AI-driven digital twins could change that. They can help city leaders test scenarios, predict failures, plan maintenance, and decide where to invest before the damage becomes expensive or dangerous.
Smart Infrastructure Needs Human Trust
The phrase “smart city” can sound cold if it only focuses on systems, sensors, and automation. The fireside chat brought the conversation back to citizens.
A smarter city should not simply be more automated. It should be more livable.
That means AI must improve how people experience the city: shorter delays, safer roads, fairer services, better housing decisions, cleaner infrastructure management, and faster response when something goes wrong.
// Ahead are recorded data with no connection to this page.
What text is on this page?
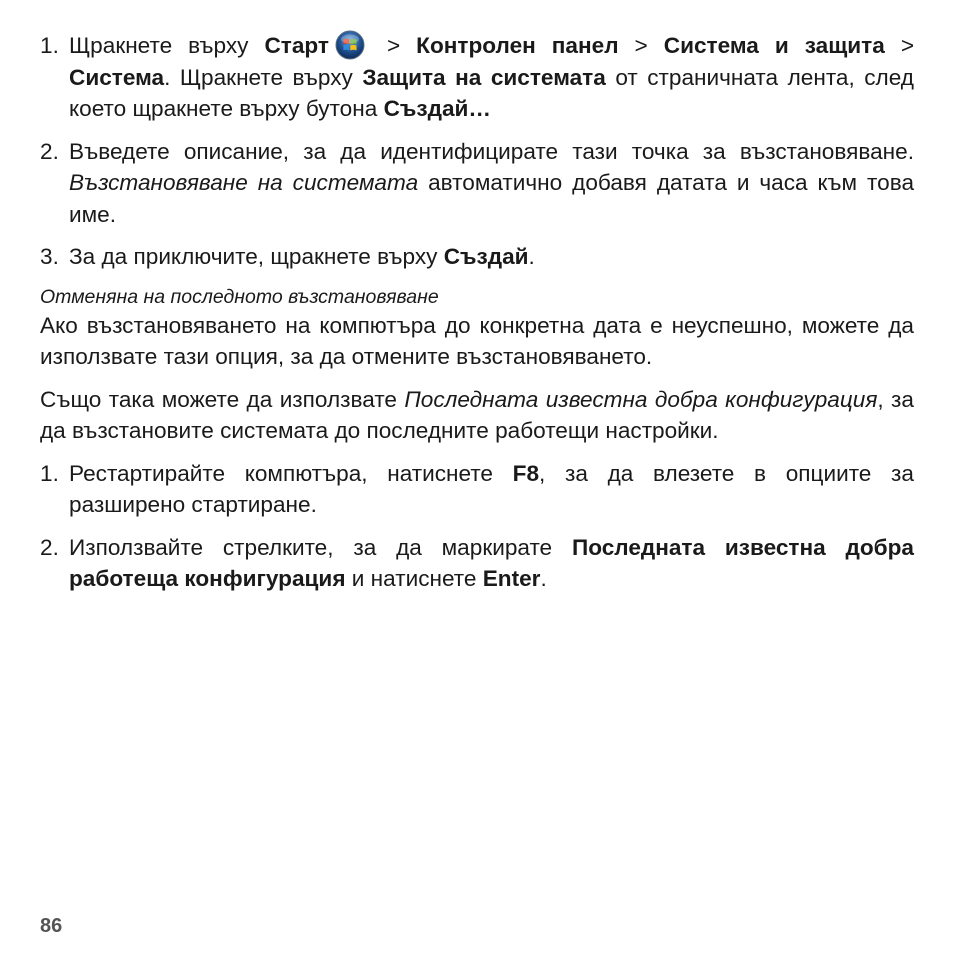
1. Щракнете върху Старт > Контролен панел > Система и защита > Система. Щракнете върху Защита на системата от страничната лента, след което щракнете върху бутона Създай…
2. Въведете описание, за да идентифицирате тази точка за възстановяване. Възстановяване на системата автоматично добавя датата и часа към това име.
3. За да приключите, щракнете върху Създай.
Отменяна на последното възстановяване

Ако възстановяването на компютъра до конкретна дата е неуспешно, можете да използвате тази опция, за да отмените възстановяването.

Също така можете да използвате Последната известна добра конфигурация, за да възстановите системата до последните работещи настройки.

1. Рестартирайте компютъра, натиснете F8, за да влезете в опциите за разширено стартиране.
2. Използвайте стрелките, за да маркирате Последната известна добра работеща конфигурация и натиснете Enter.
86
But trust will decide whether citizens accept these systems. People need to know how AI is being used, what data is being collected, who controls the decisions, and how mistakes can be challenged. Without that trust, even the most advanced urban platform can become another source of public frustration.
Urban Innovation Is Becoming Real-Time
The biggest takeaway from the fireside chat was that urban innovation is shifting from slow planning cycles to real-time intelligence.
Cities are becoming more complex. Climate pressure, population growth, mobility demand, housing shortages, and aging infrastructure are all hitting at once. Traditional city management cannot always keep up.
AI offers a way to see more, predict earlier, and act faster. But the technology has to be designed carefully. It needs safeguards against bias, practical integration with old infrastructure, and a clear focus on citizen benefit.
Smart cities are not just about smarter systems.
They are about whether citizens actually feel the difference.